Opinions - 29.04.2022

Taoufik Habaieb: Un débat national, c'est à plusieurs, dans la pluralité des idées et la confrontation des propositions

L’édito de Taoufik Habaieb: Face aux défis qui s’accumulent

Enjamber un vaste débat public nécessaire et passer directement à un référendum le 25 juillet prochain n’enrichit pas la démocratie. La promesse d’une consultation sur la réforme du système politique annoncée par le président Kaïs Saïed a suscité de l’intérêt. Elle a laissé espérer la multiplication des formes d’expression et des forums d’idées dans la pluralité des opinions. Un débat, c'est à plusieurs, ensemble, dans la pluarlité des opinions et la confrontation des propositions.

Réduite à une consultation par voie électronique, cette collecte d’avis n’a pas atteint les objectifs escomptés. Un peu plus d’un demi-million de Tunisiens (534.915 répondants) y ont participé. On est loin, même s’il s’agit d’un autre registre, des 2.9 millions de votants aux dernières législatives en 2019. Quant au contenu des réponses exprimées, annoncé «riche et varié», il n’a pas été encore révélé. Ce qui fera l’objet du référendum demeure inconnu.

Le taux de participation doit nous interpeller, surtout dans la perspective des deux prochains scrutins: le référendum dans quatre mois, et les législatives dans 8 mois, le 17 décembre. L’euphorie de 2011 avait drainé pas moins de 4.3 millions de votants pour l’élection de l’Assemblée nationale constituante. Ils ne seront plus que 3.5 millions de votants aux législatives de 2014, puis 3 millions seulement pour celles de 2019. Lassitude compréhensible d’un corps électoral sans cesse sollicité, ou désenchantement progressif : 1 million de votants manquent aux urnes…

Un taux d’abstention de plus en plus croissant privera tout scrutin de sa représentativité. Le vrai danger pour la démocratie est là. Seule une participation élevée confèrera au vote sa pleine signification. Comment la garantir?

Une consultation, un référendum, des élections, c’est d’abord une dynamique politique porteuse. La consultation électronique a été pénalisée par la très faible mobilisation en sa faveur. Faute d’explicitation, de sensibilisation et de véritables délibérations publiques, elle a patiné. Livrés à leurs soucis quotidiens, les Tunisiens sont de plus en plus dépités face à la chose publique, et s’en détournent. Même s’ils continuent à accorder, à des taux élevés dans les sondages, leur soutien au chef de l’Etat et approuver ses décisions, ils ne s’investissent pas plus dans l’action politique.

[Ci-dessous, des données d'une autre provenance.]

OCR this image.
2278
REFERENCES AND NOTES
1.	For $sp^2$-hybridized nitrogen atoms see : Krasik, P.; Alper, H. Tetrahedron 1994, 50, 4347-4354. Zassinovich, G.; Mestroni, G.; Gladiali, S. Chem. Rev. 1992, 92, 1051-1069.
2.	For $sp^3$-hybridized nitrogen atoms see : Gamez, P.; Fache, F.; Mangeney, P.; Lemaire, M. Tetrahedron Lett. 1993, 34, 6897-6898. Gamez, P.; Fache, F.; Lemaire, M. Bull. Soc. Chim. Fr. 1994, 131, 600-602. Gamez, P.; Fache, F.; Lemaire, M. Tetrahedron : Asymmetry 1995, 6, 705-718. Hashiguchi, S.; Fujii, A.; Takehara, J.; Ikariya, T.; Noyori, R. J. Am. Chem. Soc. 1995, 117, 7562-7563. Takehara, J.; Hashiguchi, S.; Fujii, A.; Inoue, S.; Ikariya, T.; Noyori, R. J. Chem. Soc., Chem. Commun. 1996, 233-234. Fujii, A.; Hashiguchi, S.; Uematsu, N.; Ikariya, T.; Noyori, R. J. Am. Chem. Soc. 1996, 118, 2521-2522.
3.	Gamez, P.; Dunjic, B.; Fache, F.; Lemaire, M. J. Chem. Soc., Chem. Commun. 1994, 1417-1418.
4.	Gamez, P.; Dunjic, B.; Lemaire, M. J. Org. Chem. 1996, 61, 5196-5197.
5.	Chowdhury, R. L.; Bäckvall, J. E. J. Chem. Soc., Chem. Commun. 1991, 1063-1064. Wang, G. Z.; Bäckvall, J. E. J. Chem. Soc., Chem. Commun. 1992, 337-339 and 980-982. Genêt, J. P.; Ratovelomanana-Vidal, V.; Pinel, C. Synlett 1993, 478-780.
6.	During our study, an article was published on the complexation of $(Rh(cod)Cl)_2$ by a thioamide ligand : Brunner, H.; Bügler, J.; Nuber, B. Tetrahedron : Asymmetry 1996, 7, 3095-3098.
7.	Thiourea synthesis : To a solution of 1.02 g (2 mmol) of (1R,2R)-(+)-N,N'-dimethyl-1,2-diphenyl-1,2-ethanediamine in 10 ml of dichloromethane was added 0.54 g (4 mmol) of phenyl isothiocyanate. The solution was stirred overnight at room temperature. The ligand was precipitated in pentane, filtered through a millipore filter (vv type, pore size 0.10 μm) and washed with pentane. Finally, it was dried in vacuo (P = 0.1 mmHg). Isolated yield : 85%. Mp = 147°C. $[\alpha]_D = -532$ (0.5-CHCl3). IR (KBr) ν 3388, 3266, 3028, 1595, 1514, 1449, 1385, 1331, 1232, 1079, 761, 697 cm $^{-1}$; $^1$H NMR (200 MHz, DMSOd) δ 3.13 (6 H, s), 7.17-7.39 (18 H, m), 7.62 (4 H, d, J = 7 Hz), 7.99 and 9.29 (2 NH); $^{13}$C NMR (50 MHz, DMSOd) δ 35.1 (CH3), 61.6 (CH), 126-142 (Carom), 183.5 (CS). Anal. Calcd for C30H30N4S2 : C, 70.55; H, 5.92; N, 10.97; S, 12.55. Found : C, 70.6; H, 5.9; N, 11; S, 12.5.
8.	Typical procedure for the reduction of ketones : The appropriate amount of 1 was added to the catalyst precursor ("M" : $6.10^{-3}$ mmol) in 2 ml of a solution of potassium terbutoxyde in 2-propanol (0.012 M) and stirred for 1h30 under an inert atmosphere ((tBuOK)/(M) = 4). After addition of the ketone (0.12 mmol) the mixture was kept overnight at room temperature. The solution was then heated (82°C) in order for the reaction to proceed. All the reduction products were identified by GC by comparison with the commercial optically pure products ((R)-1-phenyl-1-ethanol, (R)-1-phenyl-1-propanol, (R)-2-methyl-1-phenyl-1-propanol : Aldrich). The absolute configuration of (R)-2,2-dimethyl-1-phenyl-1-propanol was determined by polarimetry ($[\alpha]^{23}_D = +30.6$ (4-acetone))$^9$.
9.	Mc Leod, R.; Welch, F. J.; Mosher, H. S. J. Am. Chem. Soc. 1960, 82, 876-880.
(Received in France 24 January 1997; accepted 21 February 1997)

Déterminé dans l’accomplissement de son projet pour la Tunisie, Saïed se prévaut de cette confiance populaire, pour faire ancrer, une à une, les balises de sa réforme du système politique. La démarche, progressive, est structurée : concentration de tous les pouvoirs entre ses mains, formation de son gouvernement, et installation d’un conseil supérieur provisoire de la magistrature. Puis, il s’est attaqué par décrets-lois à ses trois axes majeurs :  la réconciliation pénale, les sociétés populaires et la lutte contre la spéculation illégale.

La boucle de la première séquence de son modèle est bouclée. D’une rare exigence, ces textes, voulus fondateurs et édictés sans recours, expriment clairement la vision de Kaïs Saïed.

La démarche est résolue, mais le débat est atone ! L’Ugtt est allée jusqu’à suggérer un dialogue à deux niveaux, le premier inclusif qu’elle sera prête à porter et, le second, plus restreint autour du chef de l’Etat. Carthage n’a pas donné son feu vert.

Le champ politique est réduit, asséché, au risque de s’asphyxier. Et l’union nationale d’en pâtir. Alors qu’une nouvelle donne suscitée par la guerre en Ukraine s’ajoute à nos défis.

Cette odieuse guerre précipite la réarchitecture des relations internationales. Elle porte pour nous, comme pour d’autres pays similaires, un grand risque sécuritaire en termes d’approvisionnements alimentaires (céréales et oléagineux) et énergétiques (pétrole). Comme si la crise économique, le déficit budgétaire, la pandémie de Covid et l’enlisement de la situation en Libye ne suffisaient pas, la Tunisie se trouve confrontée à de nouvelles difficultés. La concentration de l’Occident (Etats-Unis, Union européenne…) sur la guerre en Ukraine nous privera sans doute du soutien sollicité.

Rassembler les Tunisiens, unifier leurs rangs, favoriser leurs expressions plurielles et les faire converger vers un consensus sur l’essentiel : le président Saïed doit s’y résoudre et s’y investir. Sans une forte mobilisation et une large participation, les prochains scrutins ne tiendront pas leurs promesses. Alors que nous devons réussir ces échéances pour rattraper le temps perdu, consolider nos institutions et endiguer la crise.